As my math independent research draws to a close, I start to ponder how I can tailor the information I learned through my research to a large audience with no math or economics background. Even though I have learned a variety of methods of payoff calculation, I want to use the most basic model to explain what I have learned, especially on how game theory can differ from the reality.

A month ago, I did a mini-research on Westtown Dining Hall’s seating arrangement. The attached picture is an expected payoff model.

This graph can be interpreted as depicting the highest theoretical payoff is reached when a balanced amount of people from different ethnicities sitting at a table. However, if a table is filled with people from the same ethnicity, the payoff will only be half of the payoff when the table has people from different cultural backgrounds. This is because people can benefit more from cross-culture talks and making new friends. What I am confused about is how the theoretical payoff differs from the reality. Do people want to have cross-culture talk and to make new friends? Therefore, I wrote a survey recently and hope to find out how different reality is from theory.

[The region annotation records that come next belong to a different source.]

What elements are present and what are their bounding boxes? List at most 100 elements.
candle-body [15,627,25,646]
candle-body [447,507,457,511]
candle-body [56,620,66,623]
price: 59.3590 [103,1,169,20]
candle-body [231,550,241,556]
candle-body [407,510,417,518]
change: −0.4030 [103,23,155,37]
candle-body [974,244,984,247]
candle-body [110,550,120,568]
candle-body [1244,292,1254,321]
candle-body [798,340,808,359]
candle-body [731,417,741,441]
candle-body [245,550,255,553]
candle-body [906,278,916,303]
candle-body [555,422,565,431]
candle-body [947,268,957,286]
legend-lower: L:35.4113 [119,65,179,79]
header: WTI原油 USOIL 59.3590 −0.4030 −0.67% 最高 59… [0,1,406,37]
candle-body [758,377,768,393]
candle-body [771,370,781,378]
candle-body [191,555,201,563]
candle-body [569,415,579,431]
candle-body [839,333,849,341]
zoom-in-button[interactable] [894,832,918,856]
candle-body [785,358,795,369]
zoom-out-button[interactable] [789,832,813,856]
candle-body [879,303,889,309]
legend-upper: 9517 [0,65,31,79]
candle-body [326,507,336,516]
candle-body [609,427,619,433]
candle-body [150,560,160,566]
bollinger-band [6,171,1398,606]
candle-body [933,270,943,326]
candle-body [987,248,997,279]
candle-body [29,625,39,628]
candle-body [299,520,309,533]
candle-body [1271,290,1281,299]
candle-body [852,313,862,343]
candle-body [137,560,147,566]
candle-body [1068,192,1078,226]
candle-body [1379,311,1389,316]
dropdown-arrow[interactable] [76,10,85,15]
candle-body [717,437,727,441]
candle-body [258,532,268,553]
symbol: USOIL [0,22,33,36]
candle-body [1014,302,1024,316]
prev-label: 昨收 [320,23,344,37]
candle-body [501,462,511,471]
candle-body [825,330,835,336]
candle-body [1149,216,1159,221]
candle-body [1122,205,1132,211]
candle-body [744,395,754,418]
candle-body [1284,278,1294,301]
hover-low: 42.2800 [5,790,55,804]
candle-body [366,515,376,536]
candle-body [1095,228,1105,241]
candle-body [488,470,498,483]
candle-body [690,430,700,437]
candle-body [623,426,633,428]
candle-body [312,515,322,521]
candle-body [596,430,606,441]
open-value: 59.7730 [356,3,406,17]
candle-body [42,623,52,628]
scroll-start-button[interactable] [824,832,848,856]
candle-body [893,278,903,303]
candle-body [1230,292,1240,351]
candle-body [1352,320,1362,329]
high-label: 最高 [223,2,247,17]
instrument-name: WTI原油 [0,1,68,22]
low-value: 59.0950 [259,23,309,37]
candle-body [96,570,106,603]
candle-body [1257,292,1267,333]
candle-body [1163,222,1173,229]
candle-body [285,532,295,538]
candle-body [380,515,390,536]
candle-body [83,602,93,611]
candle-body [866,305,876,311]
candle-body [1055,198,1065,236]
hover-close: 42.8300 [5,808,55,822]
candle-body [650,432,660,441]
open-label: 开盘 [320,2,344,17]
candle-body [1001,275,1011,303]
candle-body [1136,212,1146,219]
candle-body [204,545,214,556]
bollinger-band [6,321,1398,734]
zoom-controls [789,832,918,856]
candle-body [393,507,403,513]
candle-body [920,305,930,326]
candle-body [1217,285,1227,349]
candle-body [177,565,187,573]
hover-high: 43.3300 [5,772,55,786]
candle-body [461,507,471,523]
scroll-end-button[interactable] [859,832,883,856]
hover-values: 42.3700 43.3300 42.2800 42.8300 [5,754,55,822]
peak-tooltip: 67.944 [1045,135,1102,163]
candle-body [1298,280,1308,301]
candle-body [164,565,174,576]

The form below is a small survey that I am going to hand out:

Independent Research on Westtown Dining Hall Policy

1. Which one would you prefer?

Choosing your own seat                      Being randomly assigned to a seat

1. If you are randomly placed to a table, please select your anticipated degree of comfort with your situation:

(0-dislike 0.5-indifferent 1-prefer)

0          0.25     0.5       0.75     1

1. If you are allowed to sit at a table of your choice, please select your anticipated degree of comfort with your situation:

(0-dislike 0.5-indifferent 1-prefer)

0          0.25     0.5       0.75     1

Joe

The survey above will allow me to draw a graph and to compare reality with theory. Even though the result might not be accurate because of the limited sample size, it will be interesting to see how large the deviation is from the theoretical graph.

As T.Elson suggested, I will then be able to analyze whether we should randomize students or allow students to sit with people with whom they like to sit. Ideally, students have to be objective and should not choose an answer based on their preferences but on their judgments of the situation. During the research, I will try my best to force my sample to be but there is no way that I can control their objectivity. Therefore, by conducting a research, I will probably be able to figure out students’ preference on this topic. One thing I can draw from students’ responses is whether students prefer to stay in their comfort zones or to reach out.

Despite all the math and graphs, it remains an interesting topic to discuss. Do we want to force students to gain more benefit from their experiences? Or should we just let students make their own decisions and stay within their comfort zones. Should we always maximize the payoff of students’ experiences or should we give them some personal room for freedom and choices? Do personal freedom included in the payoff of students’ experiences? In the end, we should probably reconsider the definition of payoff: what is included and what is not.

Here are some Game Theory Websites and articles that I have been reading, and they all shed lights on my topics: Economist.com, How to Make a Game, Game Theory and the Real World.